The 43-page indictment portrays a cozy relationship between the McDonnells and Williams that began before he took office, with many of their interactions initiated by Maureen McDonnell.

“I need to talk to you about inaugural clothing budget,” reads one email from Maureen McDonnell to Williams in 2009. “I need answers and Bob is screaming about the thousands I'm charging up in credit card debt. We are broke, have an unconscionable amount in credit card debt already and this Inaugural is killing us!! I need answers and I need help, I need to get this done.”

The indictment alleges that Maureen McDonnell cut a deal with Williams about two years later: if he bought her dresses and accessories for her daughter's wedding and the couple's anniversary, she would make sure he had a prime seat next to her husband at a political event in New York City.

Williams paid her nearly $20,000 tab at stores such as Oscar de la Renta and Louis Vuitton, the indictment says. As promised, Williams was seated next to the governor at the event on 13 April, 2011.

The indictment also details a succession of gifts, ranging from golf trips to iPhones, which followed after the governor allegedly said he would put Williams in contact with Virginia's secretary of health and spoke in support of Star Scientific at a doctors' conference.

Williams, a former cigarette manufacturer, was struggling to promote the health-giving effects of an ingredient derived from tobacco plants, and has since left Star.

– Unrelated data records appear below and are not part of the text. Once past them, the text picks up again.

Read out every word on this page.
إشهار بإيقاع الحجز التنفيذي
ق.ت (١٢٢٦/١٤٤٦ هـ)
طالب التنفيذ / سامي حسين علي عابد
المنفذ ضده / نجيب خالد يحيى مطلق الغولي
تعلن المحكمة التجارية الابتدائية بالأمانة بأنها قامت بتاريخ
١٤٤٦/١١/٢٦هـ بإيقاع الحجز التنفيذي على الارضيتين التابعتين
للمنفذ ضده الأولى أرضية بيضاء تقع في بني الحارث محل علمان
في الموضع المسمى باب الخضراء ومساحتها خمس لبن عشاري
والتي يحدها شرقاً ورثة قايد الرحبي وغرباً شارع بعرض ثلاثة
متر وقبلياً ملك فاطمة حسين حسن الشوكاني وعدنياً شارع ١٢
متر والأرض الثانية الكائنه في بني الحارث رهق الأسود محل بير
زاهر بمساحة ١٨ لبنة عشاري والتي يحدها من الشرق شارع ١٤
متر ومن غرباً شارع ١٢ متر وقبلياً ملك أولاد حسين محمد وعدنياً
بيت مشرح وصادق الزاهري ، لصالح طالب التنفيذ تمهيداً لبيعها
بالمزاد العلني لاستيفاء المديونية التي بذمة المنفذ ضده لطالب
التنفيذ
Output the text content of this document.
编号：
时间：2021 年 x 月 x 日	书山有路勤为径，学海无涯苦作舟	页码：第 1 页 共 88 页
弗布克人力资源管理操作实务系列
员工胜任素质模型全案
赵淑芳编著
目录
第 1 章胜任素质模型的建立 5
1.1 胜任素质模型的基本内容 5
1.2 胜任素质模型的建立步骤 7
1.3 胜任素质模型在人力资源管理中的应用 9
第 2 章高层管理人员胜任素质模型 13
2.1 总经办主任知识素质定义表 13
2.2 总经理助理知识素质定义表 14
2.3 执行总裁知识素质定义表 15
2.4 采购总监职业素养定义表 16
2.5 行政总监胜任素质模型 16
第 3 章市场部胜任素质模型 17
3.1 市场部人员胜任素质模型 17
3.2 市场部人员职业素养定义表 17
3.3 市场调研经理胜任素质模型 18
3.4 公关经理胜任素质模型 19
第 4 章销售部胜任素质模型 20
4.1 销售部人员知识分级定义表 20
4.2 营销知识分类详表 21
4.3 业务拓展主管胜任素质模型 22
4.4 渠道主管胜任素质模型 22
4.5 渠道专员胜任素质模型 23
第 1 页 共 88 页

Prosecutors allege that for two years the McDonnells concealed a “scheme to use Robert McDonnell's position as governor of Virginia to enrich the defendants and their family members by soliciting and obtaining payments, loans, gifts and other things of value from JW and Star Scientific in exchange for ... performing official actions ... to legitimise, promote and obtain research studies for Star Scientific's products".

In a statement, McDonnell insisted he broke no laws by accepting the gifts and attacked prosectors for “unjust overreach of the federal government”.

“I deeply regret accepting legal gifts and loans from Mr Williams, all of which have been repaid with interest, and I have apologised for my poor judgment for which I take full responsibility,” he said. 

“However, I repeat emphatically that I did nothing illegal for Mr Williams in exchange for what I believed was his personal generosity and friendship. I never promised – and Mr Williams and his company never received – any government benefit of any kind from me or my administration.”

The scandal first came to light in the Washington Post after a chef at the governor's mansion was accused of stealing food and turned on the couple by revealing how Williams had paid for much of their daughter's wedding.